Les résultats ont révélé une corrélation étroite entre des scores inflammatoires élevés et des complications cardiovasculaires graves. Pour les patients souffrant déjà d’une coronaropathie, l’impact alimentaire a été profond :

  • Risque cardiaque accru : les personnes qui suivaient les régimes les plus pro-inflammatoires étaient confrontées à un risque 82 % plus élevé d’événements cardiaques majeurs (tels que les crises cardiaques ou les accidents vasculaires cérébraux) par rapport à celles qui suivaient les régimes les moins inflammatoires.
  • Taux de mortalité : Les personnes appartenant au groupe de régimes inflammatoires les plus élevés présentaient un risque de décès 68 % plus élevé, quelle qu’en soit la cause.
  • Fréquence des événements : Près de 30 % des participants suivant un régime hautement inflammatoire ont subi un événement cardiaque majeur, contre seulement 11,2 % de ceux suivant un régime anti-inflammatoire.
  • Risque supplémentaire : Pour chaque augmentation d’une unité du score de l’indice inflammatoire alimentaire, le risque d’événement cardiaque majeur a augmenté de 21 %.

Pourquoi l’inflammation est importante pour la santé cardiaque

Il est important de comprendre pourquoi l’alimentation affecte si directement le cœur. Chez les patients atteints de coronaropathie, les artères sont déjà compromises par l’accumulation de plaque. L’inflammation chronique de faible intensité agit comme un catalyseur de catastrophe en :
1. Plaques artérielles déstabilisantes, les rendant plus susceptibles de se rompre.
2. Promouvoir la formation de caillots sanguins, qui peuvent bloquer la circulation sanguine.
3. Accélérer la progression des maladies cardiovasculaires existantes.

Essentiellement, un régime alimentaire hautement inflammatoire peut agir comme un « point de basculement » qui transforme une maladie gérable en une urgence potentiellement mortelle.

Régimes alimentaires : que manger et ce qu’il faut éviter

Bien que l’étude se soit concentrée sur les scores d’index plutôt que sur un plan alimentaire spécifique, le consensus clinique pointe vers deux profils alimentaires distincts :

🚩 Aliments à haut risque (pro-inflammatoires)

Ces aliments sont souvent pauvres en fibres et en antioxydants, nécessaires à la régulation de la fonction immunitaire :
– Aliments ultra-transformés et glucides raffinés
– Boissons sucrées
– Viandes transformées et fritures
– Excès de graisses saturées et trans

✅ Aliments à faible risque (anti-inflammatoires)

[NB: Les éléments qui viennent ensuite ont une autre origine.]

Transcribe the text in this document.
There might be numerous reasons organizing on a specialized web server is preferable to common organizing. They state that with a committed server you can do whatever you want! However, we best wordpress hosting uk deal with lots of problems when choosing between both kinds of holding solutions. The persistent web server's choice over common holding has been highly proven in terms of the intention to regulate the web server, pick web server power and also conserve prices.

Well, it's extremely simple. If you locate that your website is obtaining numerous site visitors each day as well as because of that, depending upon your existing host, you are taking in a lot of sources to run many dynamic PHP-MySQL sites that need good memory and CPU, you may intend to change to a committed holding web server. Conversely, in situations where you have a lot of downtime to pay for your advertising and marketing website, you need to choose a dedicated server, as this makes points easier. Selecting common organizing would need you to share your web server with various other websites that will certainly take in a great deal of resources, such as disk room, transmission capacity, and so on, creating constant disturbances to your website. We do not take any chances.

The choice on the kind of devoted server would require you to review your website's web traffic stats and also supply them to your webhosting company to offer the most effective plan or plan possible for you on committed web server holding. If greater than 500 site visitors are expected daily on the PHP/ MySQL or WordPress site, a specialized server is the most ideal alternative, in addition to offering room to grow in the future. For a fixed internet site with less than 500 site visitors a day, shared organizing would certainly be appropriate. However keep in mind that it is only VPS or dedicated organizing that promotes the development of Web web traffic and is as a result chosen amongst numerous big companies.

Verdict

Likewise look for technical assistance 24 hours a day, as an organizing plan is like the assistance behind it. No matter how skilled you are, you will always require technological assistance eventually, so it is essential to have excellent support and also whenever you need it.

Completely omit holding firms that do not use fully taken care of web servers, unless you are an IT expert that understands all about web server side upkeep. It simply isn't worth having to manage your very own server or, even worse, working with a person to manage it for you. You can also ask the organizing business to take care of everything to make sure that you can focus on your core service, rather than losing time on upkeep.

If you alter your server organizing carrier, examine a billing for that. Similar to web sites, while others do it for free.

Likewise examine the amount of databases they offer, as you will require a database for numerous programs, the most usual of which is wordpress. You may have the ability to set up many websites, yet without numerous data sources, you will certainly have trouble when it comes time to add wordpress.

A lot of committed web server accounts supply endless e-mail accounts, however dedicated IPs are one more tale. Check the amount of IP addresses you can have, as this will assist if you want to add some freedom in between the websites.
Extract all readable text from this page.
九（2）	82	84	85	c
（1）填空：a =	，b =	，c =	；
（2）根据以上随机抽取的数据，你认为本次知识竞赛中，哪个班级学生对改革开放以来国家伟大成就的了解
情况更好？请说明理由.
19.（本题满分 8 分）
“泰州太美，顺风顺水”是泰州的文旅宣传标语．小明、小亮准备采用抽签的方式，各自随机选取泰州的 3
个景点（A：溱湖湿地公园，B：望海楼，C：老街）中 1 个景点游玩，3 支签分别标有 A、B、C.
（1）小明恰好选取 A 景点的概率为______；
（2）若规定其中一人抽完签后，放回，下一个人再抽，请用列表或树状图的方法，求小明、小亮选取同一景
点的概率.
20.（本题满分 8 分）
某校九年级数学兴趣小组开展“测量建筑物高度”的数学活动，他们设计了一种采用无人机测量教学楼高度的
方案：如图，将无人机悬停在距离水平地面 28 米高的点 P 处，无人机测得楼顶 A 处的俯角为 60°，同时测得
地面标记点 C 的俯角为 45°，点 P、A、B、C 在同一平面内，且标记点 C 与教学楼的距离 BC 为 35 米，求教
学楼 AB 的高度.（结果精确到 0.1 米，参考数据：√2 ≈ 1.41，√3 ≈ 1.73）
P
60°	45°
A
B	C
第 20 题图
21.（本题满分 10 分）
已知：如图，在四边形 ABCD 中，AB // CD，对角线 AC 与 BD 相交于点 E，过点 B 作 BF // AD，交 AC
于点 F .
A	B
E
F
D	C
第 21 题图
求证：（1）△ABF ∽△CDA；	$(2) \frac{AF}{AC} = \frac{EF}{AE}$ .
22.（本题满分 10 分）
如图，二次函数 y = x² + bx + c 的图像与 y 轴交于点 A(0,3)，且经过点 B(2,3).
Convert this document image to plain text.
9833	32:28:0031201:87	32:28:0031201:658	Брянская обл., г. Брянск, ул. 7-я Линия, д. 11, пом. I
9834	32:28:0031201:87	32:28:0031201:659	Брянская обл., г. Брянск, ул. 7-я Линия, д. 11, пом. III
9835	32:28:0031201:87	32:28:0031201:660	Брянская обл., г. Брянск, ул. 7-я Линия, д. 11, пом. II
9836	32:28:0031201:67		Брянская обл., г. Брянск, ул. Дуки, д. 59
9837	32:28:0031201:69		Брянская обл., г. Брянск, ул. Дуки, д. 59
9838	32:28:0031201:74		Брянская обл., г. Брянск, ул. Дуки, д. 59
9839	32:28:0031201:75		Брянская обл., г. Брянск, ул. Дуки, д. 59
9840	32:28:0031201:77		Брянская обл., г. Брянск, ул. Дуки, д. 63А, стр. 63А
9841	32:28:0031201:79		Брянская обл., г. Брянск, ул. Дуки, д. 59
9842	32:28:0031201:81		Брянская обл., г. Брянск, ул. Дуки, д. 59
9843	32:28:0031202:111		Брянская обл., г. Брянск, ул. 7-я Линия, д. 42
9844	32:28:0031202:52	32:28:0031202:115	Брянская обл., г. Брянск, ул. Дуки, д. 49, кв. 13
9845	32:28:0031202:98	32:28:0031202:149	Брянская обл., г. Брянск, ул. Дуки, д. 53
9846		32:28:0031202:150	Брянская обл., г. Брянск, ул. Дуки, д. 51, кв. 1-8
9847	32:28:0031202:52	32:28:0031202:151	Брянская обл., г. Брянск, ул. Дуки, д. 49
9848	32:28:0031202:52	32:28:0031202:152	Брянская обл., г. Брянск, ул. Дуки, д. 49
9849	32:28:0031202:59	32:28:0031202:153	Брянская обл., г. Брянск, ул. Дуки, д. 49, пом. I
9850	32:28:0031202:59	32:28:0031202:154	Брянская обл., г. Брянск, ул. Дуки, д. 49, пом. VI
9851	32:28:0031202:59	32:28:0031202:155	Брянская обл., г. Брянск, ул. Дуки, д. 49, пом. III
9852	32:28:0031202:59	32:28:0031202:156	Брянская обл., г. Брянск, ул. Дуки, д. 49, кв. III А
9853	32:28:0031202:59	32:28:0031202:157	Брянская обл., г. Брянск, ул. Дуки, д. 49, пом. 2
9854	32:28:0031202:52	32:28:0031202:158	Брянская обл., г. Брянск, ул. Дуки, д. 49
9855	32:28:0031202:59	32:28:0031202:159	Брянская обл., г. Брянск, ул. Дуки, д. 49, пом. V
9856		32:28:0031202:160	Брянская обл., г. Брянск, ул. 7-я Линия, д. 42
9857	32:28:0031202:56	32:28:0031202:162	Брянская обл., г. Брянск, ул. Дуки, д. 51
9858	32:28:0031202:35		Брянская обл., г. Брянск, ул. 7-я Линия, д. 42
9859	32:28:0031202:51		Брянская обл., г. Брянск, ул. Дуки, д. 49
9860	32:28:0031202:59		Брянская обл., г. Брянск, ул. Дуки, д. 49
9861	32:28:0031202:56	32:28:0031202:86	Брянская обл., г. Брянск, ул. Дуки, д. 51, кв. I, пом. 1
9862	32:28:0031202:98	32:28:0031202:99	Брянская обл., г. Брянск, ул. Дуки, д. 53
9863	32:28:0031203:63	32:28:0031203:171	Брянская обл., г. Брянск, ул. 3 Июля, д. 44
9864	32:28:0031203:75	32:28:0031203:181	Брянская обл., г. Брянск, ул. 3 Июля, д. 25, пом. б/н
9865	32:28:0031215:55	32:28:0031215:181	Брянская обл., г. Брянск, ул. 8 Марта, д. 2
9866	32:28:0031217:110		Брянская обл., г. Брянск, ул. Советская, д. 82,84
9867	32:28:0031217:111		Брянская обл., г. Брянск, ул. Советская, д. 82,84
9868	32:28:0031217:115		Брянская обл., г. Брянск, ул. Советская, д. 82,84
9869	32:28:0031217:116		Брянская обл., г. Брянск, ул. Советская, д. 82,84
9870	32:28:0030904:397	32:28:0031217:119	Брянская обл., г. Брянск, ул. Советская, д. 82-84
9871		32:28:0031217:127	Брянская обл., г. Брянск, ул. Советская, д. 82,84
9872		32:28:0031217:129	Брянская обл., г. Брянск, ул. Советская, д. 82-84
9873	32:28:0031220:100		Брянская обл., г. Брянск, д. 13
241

Ces aliments correspondent au modèle alimentaire de style méditerranéen bien documenté, qui est largement considéré comme la référence en matière de santé cardiaque :
Fruits et légumes : Variétés spécifiquement colorées et riches en antioxydants.
Graisses saines : Huile d’olive extra vierge, noix et graines.
Acides gras oméga-3 : Poissons gras comme le saumon, le maquereau et les sardines.
Céréales entières : Fournit des fibres essentielles.
Anti-inflammatoires naturels : Herbes et épices comme le curcuma, le gingembre et l’ail.

Remarque : Les personnes souffrant d’une maladie cardiaque devraient consulter des professionnels de la santé ou des diététistes professionnels pour adapter ces principes alimentaires à leurs besoins médicaux spécifiques.

Conclusion

Les données probantes suggèrent que pour les personnes atteintes d’une maladie coronarienne, l’alimentation n’est pas seulement une question de nutrition : c’est un élément essentiel de la gestion de la maladie. Le passage à un régime alimentaire anti-inflammatoire peut constituer un outil essentiel pour réduire le risque d’événements cardiaques majeurs et améliorer la survie à long terme.